Deana menghela napas panjang, bukannya tak ingin berpacaran dengan Nathan, bahkan ia memiliki perasaan yang sama dengan lelaki itu, hanya saja ia tak ingin menjadi sorotan media dan menjadi tempat ujaran kebencian dari para fans D'Warlords sebab ia tak memiliki jiwa yang kuat seperti Yuna.
"Aku takut pacaran sama seorang idol Yun," ucap Deana.
Yuna menaikkan satu alisnya, "Kenapa Deana?" tanyanya heran.

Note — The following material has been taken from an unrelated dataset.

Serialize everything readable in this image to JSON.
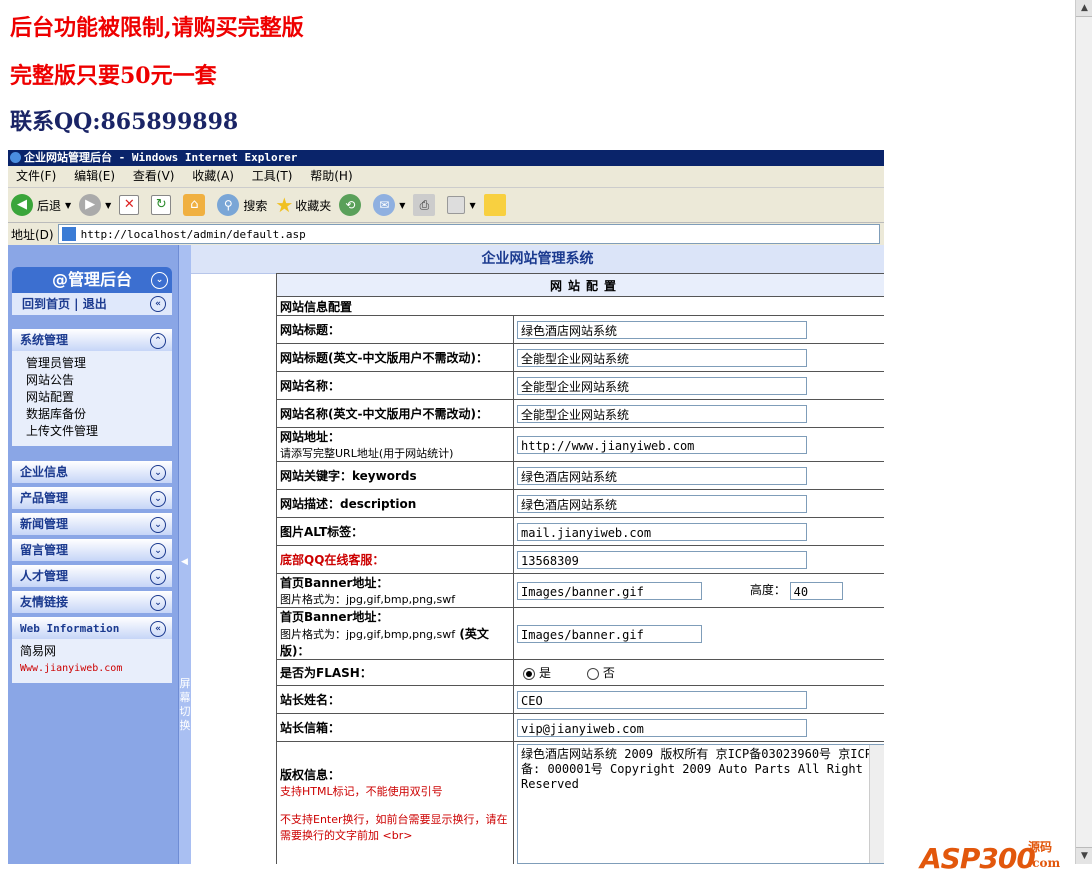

"Ya, aku nggak mau aja jadi bulan-bulanan kebencian fans-fans D'Warlords, terutama fans dari Nathan," jelas Deana.
"Kalian kan bisa pacaran sembunyi-sembunyi," usul Yuna.
Deana menggeleng cepat, "Nggak Yuna, aku tetap nggak bisa."
Yuna membuang napas, "Ya sudah, terserah gimana nyamannya kamu saja. Aku akan selalu doakan kamu, supaya kamu bisa mendapatkan laki-laki yang tulus sayang dan cinta sama kamu."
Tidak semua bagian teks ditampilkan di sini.